Four: The Genetic damage or vulnerability
As in schizophrenia, genetics does not seem to be directly involved, as the concordance rate for twins is only 60% and nill in dizygotic twins. Moreover the candidate genes in autism, while may share with other neuro-developmental or other psychiatric disorders, seem to be more associated with the phenotypic surface of the disorder, e.g. speech, language, and social aptitudes (region at 7q31-q33, cytogenetic abnormalities at the 15q11-q13 locus, & chromosome 15) than any direct underlying pathophysiology. Lastly like in schizophrenia, the genetic vulnerability in autism seems to be a byproduct of infections footprint in our genome in the form of mutation in our genes such as CNVs (Copy Number Variants) & SNP (Single Nucleotide Polymorphism).
Conclusion
Autism and other autism spectrum disorders (ASD) like any other neuro-developmental disorders such as schizophrenia, seem to be the result of prenatal infections that in turn cause maternal and fetal inflammatory reactions that all disrupt the normal brain development. While we have come so far to know this, we are still at the tip of the discovery iceberg, there is not yet any specificity in the type of infection, inflammatory reactions and the timing of the prenatal damage. If the clinical onset of any of this disorders could lead us to any timing assumptions, then it seems that the earlier the onset of the disorder, e.g. autism would be associated with an earlier infection, e.g. in the first trimester. In the same token, a later onset disorder such as schizophrenia, a later infection, e.g. in the second trimester and if we include disorders such as Bipolar Disorder, it could have been caused by infection insults in the third trimester! But these assumptions, while holding some factual evidence (e.g. 60), are in strong need of validation by the future research aiming specifically to find such timing links. The future research needs to identify if there is any specific associations between the type of prenatal infections or even maternal and fetal inflammatory reactions to any of these disorders, or all are non-specific and only timing of the insults is the crucial determining factor!

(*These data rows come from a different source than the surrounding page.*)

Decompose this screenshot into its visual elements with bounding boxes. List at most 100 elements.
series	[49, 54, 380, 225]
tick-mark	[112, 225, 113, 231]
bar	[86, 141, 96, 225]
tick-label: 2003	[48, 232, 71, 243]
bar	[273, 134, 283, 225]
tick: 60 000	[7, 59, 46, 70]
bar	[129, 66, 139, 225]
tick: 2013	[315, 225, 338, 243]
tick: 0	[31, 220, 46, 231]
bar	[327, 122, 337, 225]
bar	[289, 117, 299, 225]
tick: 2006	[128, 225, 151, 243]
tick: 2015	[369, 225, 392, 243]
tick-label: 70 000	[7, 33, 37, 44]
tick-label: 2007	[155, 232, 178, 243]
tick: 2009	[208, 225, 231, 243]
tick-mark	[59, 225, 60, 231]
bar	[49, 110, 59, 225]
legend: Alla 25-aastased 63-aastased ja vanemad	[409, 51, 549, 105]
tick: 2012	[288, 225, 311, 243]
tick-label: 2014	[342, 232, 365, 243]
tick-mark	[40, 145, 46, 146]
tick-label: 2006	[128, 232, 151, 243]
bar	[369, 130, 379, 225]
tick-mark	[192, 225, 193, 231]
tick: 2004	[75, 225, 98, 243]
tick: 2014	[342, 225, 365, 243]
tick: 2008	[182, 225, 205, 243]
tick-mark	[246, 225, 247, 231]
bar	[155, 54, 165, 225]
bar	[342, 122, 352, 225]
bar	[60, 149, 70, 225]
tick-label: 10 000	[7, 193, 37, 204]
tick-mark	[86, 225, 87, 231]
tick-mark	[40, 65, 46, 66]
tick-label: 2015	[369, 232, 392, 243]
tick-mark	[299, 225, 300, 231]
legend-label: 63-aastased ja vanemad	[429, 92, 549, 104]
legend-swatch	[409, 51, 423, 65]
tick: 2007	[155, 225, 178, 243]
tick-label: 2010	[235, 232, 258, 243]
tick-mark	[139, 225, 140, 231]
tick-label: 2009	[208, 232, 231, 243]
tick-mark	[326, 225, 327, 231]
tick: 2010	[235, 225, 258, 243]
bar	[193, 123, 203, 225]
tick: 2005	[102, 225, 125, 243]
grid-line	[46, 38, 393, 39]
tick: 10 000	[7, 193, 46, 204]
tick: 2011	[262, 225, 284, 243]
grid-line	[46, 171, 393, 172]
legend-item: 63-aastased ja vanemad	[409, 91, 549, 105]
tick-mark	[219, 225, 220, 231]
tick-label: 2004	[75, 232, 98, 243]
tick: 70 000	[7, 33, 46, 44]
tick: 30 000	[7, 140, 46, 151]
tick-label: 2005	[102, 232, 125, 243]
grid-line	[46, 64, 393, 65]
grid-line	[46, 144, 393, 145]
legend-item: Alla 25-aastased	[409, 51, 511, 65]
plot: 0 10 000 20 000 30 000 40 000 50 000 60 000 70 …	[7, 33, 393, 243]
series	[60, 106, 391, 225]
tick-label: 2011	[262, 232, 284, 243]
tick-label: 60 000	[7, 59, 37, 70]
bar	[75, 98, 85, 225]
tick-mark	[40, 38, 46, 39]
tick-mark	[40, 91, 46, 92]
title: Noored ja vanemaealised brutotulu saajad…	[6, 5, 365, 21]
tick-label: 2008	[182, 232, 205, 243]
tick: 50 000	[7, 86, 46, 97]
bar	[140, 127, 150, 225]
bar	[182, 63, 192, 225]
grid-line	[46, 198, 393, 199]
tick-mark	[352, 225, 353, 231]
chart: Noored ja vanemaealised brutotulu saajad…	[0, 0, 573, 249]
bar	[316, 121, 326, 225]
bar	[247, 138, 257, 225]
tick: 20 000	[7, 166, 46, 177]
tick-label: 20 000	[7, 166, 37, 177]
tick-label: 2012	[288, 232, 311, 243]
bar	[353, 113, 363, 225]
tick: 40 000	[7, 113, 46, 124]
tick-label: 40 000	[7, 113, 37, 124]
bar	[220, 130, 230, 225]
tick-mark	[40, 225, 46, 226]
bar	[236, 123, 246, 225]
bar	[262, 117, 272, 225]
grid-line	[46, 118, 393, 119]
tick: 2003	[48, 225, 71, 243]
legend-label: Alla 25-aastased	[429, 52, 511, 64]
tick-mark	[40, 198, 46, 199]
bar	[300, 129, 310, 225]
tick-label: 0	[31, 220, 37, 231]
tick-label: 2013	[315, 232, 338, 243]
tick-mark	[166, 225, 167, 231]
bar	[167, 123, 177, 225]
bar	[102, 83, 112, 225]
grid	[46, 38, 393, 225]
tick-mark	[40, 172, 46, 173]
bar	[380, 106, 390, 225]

For the time being, as far as we are certain of the role of prenatal infections in the causation of autism and other neurodevelopment disorders, the prevention seems to be easier than the treatment! By educating the public, specially the mother about the role of infections during any stage of pregnancy and the risk of these disorders, use of low risk vaccinations, treating or preventing the infections could be a great step towards the prevention of these life-long disorders. Although we may not be able to prevent or treat any of these maternal infections, or the pregnant women may not wish to end their pregnancy for such a possible not proven risk, identifying the maternal and fetal inflammatory reactions that could be the main sharp edge of the insult, causing these disorders, could be a better feasible preventive approach! While we cannot recommend abortions upon presence of prenatal infections, we may be able to do so when destructive pathological maternal and fetal inflammatory reactions have been detected and presented to the pregnant mother and her family!